Give Deviled Eggs An Overhaul With This Ancient Roman Upgrade

Deviled eggs are a savory, rich, and deeply craveable appetizer at any gathering. There are tons of different versions out there, ranging from pickle-flavored to punchy horseradish deviled eggs. However, maybe you want to try making something unusual for your next gathering. Rather than keeping things modern, you should turn to history for a new gustatio, or appetizer. After all, deviled eggs themselves originate in ancient Rome. One ancient egg dish, called Ova Elixa, suggests an herbal wine sauce upgrade dating all the way back to the first century.

Romans loved egg dishes, so Ova Elixa was likely served at banquets and social gatherings, much like modern deviled eggs. Translated as "boiled eggs," Ova Elixa is a well-documented dish (though we aren't entirely sure what it looked like) because the recipe has survived for centuries. Well, sort of.

The book "Apicius, De Re Coquinaria", based on writings from Marcus Gavius Apicius, shares a basic list of the dish's ingredients. The direct translation from Latin says that you need garum, oil, high-quality wine, pepper, and laser. Many interpret this ingredient list as what you need to create the herbal wine sauce, served over the hard-boiled eggs, mixed into the yolks, or perhaps used to boil the eggs themselves. It would be a savory, salty, and rich addition that brings plenty of umami flavor to the party. This saucy topping interpretation is your new deviled egg secret weapon.

How to take inspiration from ancient Roman eggs

Some of the ingredients may sound a bit confusing, but you should be able to find good modern substitutions. Ancient recipes describe the wine as "pure," meaning it was likely a very dry variety. Ancient Romans did wine differently than today, so choose something like a Pinot Grigio or Sauvignon Blanc. Garum, or liquamen, is a fermented fish sauce, similar to what you might find at an Asian market. Laser came from some type of now-extinct wild fennel, so a close living relative, asafoetida, is a good swap.

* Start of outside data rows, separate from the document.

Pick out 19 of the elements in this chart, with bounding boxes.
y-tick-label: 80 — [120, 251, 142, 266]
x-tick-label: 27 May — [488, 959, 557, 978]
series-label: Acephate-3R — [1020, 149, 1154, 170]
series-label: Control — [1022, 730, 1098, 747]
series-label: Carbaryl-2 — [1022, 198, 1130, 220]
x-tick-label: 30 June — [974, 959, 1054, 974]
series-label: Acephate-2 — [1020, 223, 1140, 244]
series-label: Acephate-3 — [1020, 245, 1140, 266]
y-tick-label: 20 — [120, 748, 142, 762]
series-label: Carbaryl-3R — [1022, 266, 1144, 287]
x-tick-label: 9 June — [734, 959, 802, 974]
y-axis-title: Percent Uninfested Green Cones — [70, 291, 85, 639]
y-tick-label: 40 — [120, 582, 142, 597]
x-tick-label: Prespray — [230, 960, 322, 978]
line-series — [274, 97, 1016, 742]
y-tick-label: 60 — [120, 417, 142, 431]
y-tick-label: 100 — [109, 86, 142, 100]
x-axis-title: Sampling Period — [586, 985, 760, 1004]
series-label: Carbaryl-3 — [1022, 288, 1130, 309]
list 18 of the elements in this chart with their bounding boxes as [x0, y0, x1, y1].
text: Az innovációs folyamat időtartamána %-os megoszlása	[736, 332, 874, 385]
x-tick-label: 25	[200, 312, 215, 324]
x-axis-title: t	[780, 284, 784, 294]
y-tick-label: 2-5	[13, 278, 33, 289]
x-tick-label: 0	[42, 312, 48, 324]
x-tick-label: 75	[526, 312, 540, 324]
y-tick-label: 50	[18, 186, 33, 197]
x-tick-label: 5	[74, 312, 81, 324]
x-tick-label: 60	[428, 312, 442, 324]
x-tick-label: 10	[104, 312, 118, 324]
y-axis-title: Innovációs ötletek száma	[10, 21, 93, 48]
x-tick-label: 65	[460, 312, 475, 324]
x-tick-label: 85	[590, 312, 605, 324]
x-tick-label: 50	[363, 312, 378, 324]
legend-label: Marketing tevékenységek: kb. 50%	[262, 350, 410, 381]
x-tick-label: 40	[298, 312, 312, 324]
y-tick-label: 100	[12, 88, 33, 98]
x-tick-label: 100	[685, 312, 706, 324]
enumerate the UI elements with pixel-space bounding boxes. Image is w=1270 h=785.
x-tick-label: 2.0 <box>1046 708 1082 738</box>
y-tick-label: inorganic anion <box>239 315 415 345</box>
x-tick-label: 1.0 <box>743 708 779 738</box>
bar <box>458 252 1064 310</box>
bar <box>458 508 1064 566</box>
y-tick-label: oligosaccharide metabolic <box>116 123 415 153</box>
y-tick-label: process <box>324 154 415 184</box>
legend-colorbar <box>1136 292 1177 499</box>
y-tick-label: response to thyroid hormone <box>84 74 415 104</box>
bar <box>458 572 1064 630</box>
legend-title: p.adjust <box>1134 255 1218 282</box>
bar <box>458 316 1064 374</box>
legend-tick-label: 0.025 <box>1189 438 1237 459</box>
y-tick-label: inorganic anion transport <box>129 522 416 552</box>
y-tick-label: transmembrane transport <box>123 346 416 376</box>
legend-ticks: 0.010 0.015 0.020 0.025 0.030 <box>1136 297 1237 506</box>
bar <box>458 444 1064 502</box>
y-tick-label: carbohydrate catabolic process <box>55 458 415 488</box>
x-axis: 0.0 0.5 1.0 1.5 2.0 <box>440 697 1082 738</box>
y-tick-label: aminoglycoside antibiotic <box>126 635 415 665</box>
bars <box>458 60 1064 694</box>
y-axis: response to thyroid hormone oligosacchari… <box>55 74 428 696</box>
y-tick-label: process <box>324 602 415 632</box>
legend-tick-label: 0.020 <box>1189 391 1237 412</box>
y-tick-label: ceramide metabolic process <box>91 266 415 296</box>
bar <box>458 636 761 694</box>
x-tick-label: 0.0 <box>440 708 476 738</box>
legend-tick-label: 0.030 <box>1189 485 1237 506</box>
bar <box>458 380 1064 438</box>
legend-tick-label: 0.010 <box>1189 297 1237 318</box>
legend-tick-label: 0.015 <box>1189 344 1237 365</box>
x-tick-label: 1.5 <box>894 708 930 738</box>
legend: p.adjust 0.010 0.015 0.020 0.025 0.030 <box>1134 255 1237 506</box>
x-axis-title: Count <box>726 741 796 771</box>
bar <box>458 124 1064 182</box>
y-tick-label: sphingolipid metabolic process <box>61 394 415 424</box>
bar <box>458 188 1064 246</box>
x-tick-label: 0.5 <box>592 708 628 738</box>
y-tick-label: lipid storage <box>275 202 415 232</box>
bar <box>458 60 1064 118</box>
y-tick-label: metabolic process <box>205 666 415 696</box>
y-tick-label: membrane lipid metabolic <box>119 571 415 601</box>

To upgrade your deviled eggs, first prep them as usual. For the sauce, you'll need about half a cup of wine, 2 tablespoons of olive oil, 1 tablespoon of fish sauce, 2 teaspoons of asafoetida, and black pepper to taste. Heat the oil in a pan with the pepper and spice until it becomes aromatic. Then, mix the wine and other ingredients into the pan, and gradually reduce it. Once it thickens, pour that sauce over your halved eggs for a luxurious final product.

If you're looking to further Romanize deviled eggs, there are plenty of other upgrades you can incorporate. Savory minced garlic or onions, staples of that era, can be added to the filling. Top with thyme, pine nuts, or mint for an extra herby pop, as these were heavily used in Rome. Add an ancient version of honey mustard to the filling for a classic touch. No matter how this wine sauce was made or included, we can be sure that it was a major crowd pleaser, just like deviled eggs still are today.